Bellatrix solía actuar así en los locales muggles: desde que en una de sus amadas pizzas barbacoa dijo que sí a la piña creyendo que se la pondrían de postre y no de ingrediente, ya no se fiaba. Así que Sirius solía elegir por ella los platos que entrañaban menor riesgo y que posiblemente le gustarían. Siempre acertaba. Se sentaron en una mesa del fondo del local a disfrutar de sus chocolates y aprovecharon para entrar en calor.
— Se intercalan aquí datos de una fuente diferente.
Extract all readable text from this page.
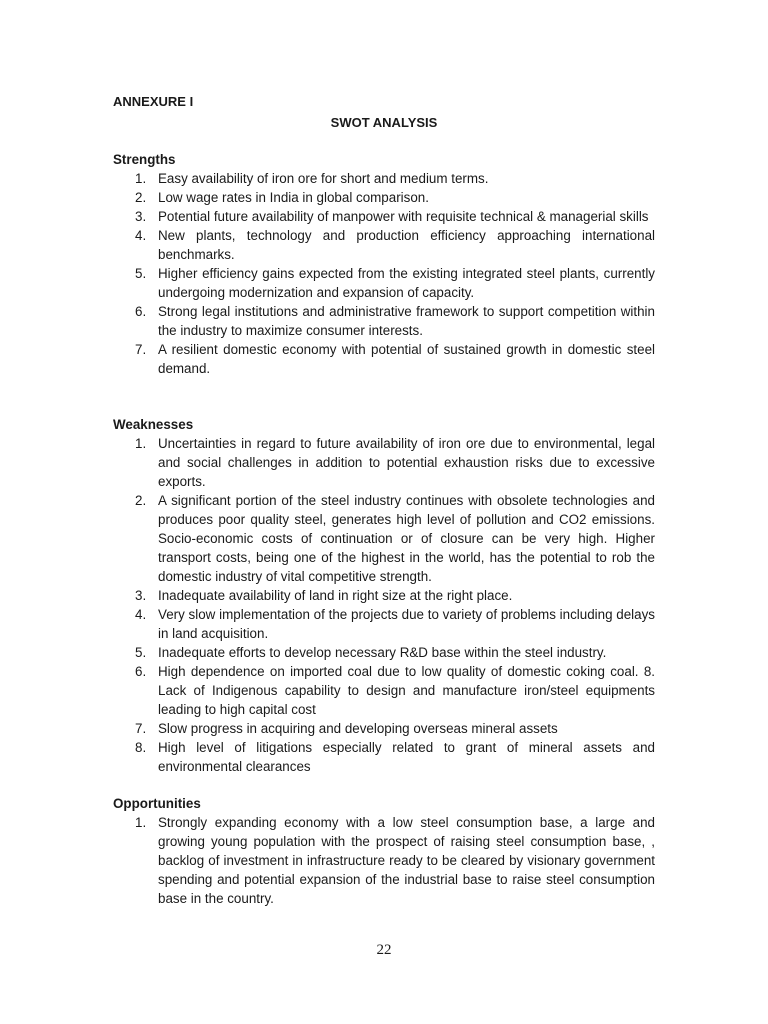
ANNEXURE I
SWOT ANALYSIS
Strengths
1. Easy availability of iron ore for short and medium terms.
2. Low wage rates in India in global comparison.
3. Potential future availability of manpower with requisite technical & managerial skills
4. New plants, technology and production efficiency approaching international benchmarks.
5. Higher efficiency gains expected from the existing integrated steel plants, currently undergoing modernization and expansion of capacity.
6. Strong legal institutions and administrative framework to support competition within the industry to maximize consumer interests.
7. A resilient domestic economy with potential of sustained growth in domestic steel demand.
Weaknesses
1. Uncertainties in regard to future availability of iron ore due to environmental, legal and social challenges in addition to potential exhaustion risks due to excessive exports.
2. A significant portion of the steel industry continues with obsolete technologies and produces poor quality steel, generates high level of pollution and CO2 emissions. Socio-economic costs of continuation or of closure can be very high. Higher transport costs, being one of the highest in the world, has the potential to rob the domestic industry of vital competitive strength.
3. Inadequate availability of land in right size at the right place.
4. Very slow implementation of the projects due to variety of problems including delays in land acquisition.
5. Inadequate efforts to develop necessary R&D base within the steel industry.
6. High dependence on imported coal due to low quality of domestic coking coal. 8. Lack of Indigenous capability to design and manufacture iron/steel equipments leading to high capital cost
7. Slow progress in acquiring and developing overseas mineral assets
8. High level of litigations especially related to grant of mineral assets and environmental clearances
Opportunities
1. Strongly expanding economy with a low steel consumption base, a large and growing young population with the prospect of raising steel consumption base, , backlog of investment in infrastructure ready to be cleared by visionary government spending and potential expansion of the industrial base to raise steel consumption base in the country.
22
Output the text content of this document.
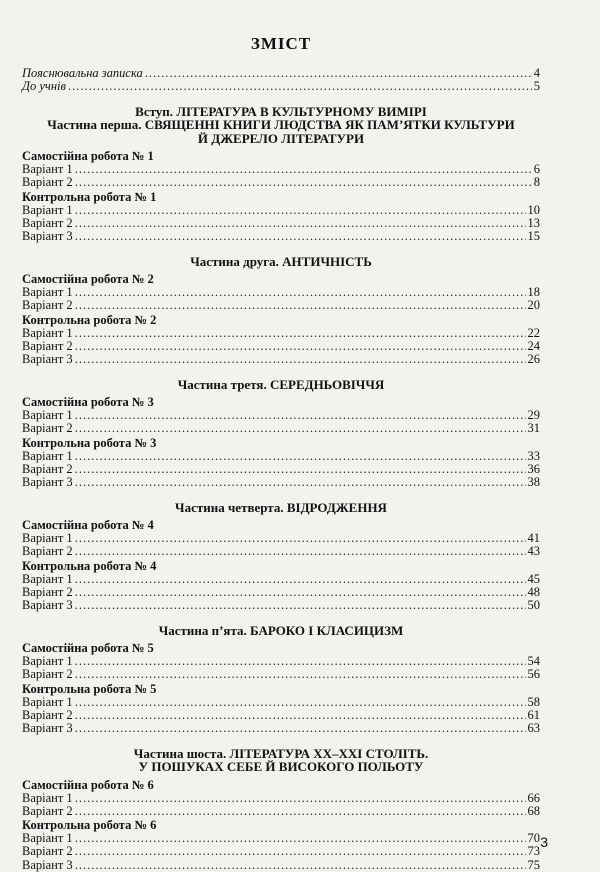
ЗМІСТ
Пояснювальна записка .....	4
До учнів .....	5
Вступ. ЛІТЕРАТУРА В КУЛЬТУРНОМУ ВИМІРІ
Частина перша. СВЯЩЕННІ КНИГИ ЛЮДСТВА ЯК ПАМ’ЯТКИ КУЛЬТУРИ
Й ДЖЕРЕЛО ЛІТЕРАТУРИ
Самостійна робота № 1
Варіант 1 .....	6
Варіант 2 .....	8
Контрольна робота № 1
Варіант 1 .....	10
Варіант 2 .....	13
Варіант 3 .....	15
Частина друга. АНТИЧНІСТЬ
Самостійна робота № 2
Варіант 1 .....	18
Варіант 2 .....	20
Контрольна робота № 2
Варіант 1 .....	22
Варіант 2 .....	24
Варіант 3 .....	26
Частина третя. СЕРЕДНЬОВІЧЧЯ
Самостійна робота № 3
Варіант 1 .....	29
Варіант 2 .....	31
Контрольна робота № 3
Варіант 1 .....	33
Варіант 2 .....	36
Варіант 3 .....	38
Частина четверта. ВІДРОДЖЕННЯ
Самостійна робота № 4
Варіант 1 .....	41
Варіант 2 .....	43
Контрольна робота № 4
Варіант 1 .....	45
Варіант 2 .....	48
Варіант 3 .....	50
Частина п’ята. БАРОКО І КЛАСИЦИЗМ
Самостійна робота № 5
Варіант 1 .....	54
Варіант 2 .....	56
Контрольна робота № 5
Варіант 1 .....	58
Варіант 2 .....	61
Варіант 3 .....	63
Частина шоста. ЛІТЕРАТУРА XX–XXI СТОЛІТЬ.
У ПОШУКАХ СЕБЕ Й ВИСОКОГО ПОЛЬОТУ
Самостійна робота № 6
Варіант 1 .....	66
Варіант 2 .....	68
Контрольна робота № 6
Варіант 1 .....	70
Варіант 2 .....	73
Варіант 3 .....	75
3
Sirius encontró por fin el momento de sacar el tema:

-Ah, hablando de chocolate –comentó como si tal cosa-, ¿te enteraste al final de dónde salió el dulce aquel, la rana saltarina?

Miró a Rose, que le devolvió la mirada frunciendo ligeramente el ceño.

-¿Qué rana?

-¡Cómo que qué rana! –intervino Eleanor- ¡La que me trajiste una vez para merendar y casi me para la patata del susto!

-¡Ah! No, mi abuela no lo sabía, dijo que la traería algún cliente como yo pensaba, no le dio importancia.

-¿Entonces no había más? –preguntó Sirius con cautela.

-No, que yo sepa no. La traería algún extranjero, ya os digo que tiene clientes de muchos países, muchos le llevan cosas típicas de sus regiones.

-Hablando de cosas típicas –comentó Eleanor-, este año celebraremos la Nochevieja en el pub como el año pasado, ¿verdad? ¡Ya es tradición!

-No es tradición cuando haces una cosa una sola vez –murmuró Bellatrix.

-Lo será cuando lo hayamos hecho dos veces –sonrió Eleanor.

-¡No faltaremos! –aseguró Sirius.

Bellatrix no objetó. En el fondo el plan le apetecía, pero ese era el último de sus pensamientos. Su marido le estaba dando vueltas a lo mismo y lo pusieron en común en cuanto llegaron a casa:

-¿La han desmemorizado? –inquirió Sirius mientras le quitaba a Raspy su jersey manchado de barro tras tanto jugar en el bosque.

-No lo sé –reconoció Bellatrix-, es posible, pero… no lo sé.

Se desvistieron para acostarse y Sirius lo siguió meditando:

-Estoy totalmente en contra de invadir la intimidad de nuestros amigos… pero siendo que nuestra seguridad está en juego, ¿no podrías meterte en la mente de Rose? Lo justo para ver si sabe algo o le han bloqueado algún recuerdo…

-Podría, pero a no ser que suceda algo más, prefiero no correr ese riesgo. Si altero algo en su mente o le causo alguna impresión extraña (la mente de los muggles es mucho más endeble), un mago capacitado sería capaz de darse cuenta.

-Pero Rose no es bruja.

-No, pero quien le diera la rana sí que lo es y quizá es alguien que sigue en su vida y la tiene vigilada. Suena paranoico, pero mejor serlo que caer en otra trampa.

-Mmm… -murmuró Sirius pensativo- Tienes razón. Cuando hemos insistido sí parecía recordarlo, pero ha tardado un poco…

-Me extraña que olvide algo así, Nellie desde luego se acuerda perfectamente –apuntó Bellatrix metiéndose bajo las sábanas.

-Igual simplemente no le dieron importancia: le dijeron que lo olvidara, que era una tontería y ella obedeció. Ha estado tan ocupada estos meses que no habrá tenido tiempo para volver a pensarlo.

-Sí… Aunque no creo que sea el trabajo en lo que piensa, creo que en su cabeza lo único que hay es: "Nellie, Nellie, Nellie… babas… Nellie… más babas… Amo a la muggle invasiva".

Sirius se echó a reír mientras se arrebujaba junto a ella y la abrazaba.

-Me identifico con esa corriente de pensamiento –susurró en su oído besándole el cuello-, yo siempre ando pensando en tus huesos.

-Claro, porque eres un chucho.

Rieron, se besaron y encontraron formas creativas de entrar en calor en esa fría noche. Disfrutaron de las Navidades con sus amigos: visitaron el mercadillo de Durbuy, patinaron en la pista de hielo, se hicieron fotos en la nieve, comieron dulces típicos… Incluso en el bosque se felicitaron el año con sirenas e hipogrifos (estos últimos no hablaban, pero Sirius aseguraba que le entendían).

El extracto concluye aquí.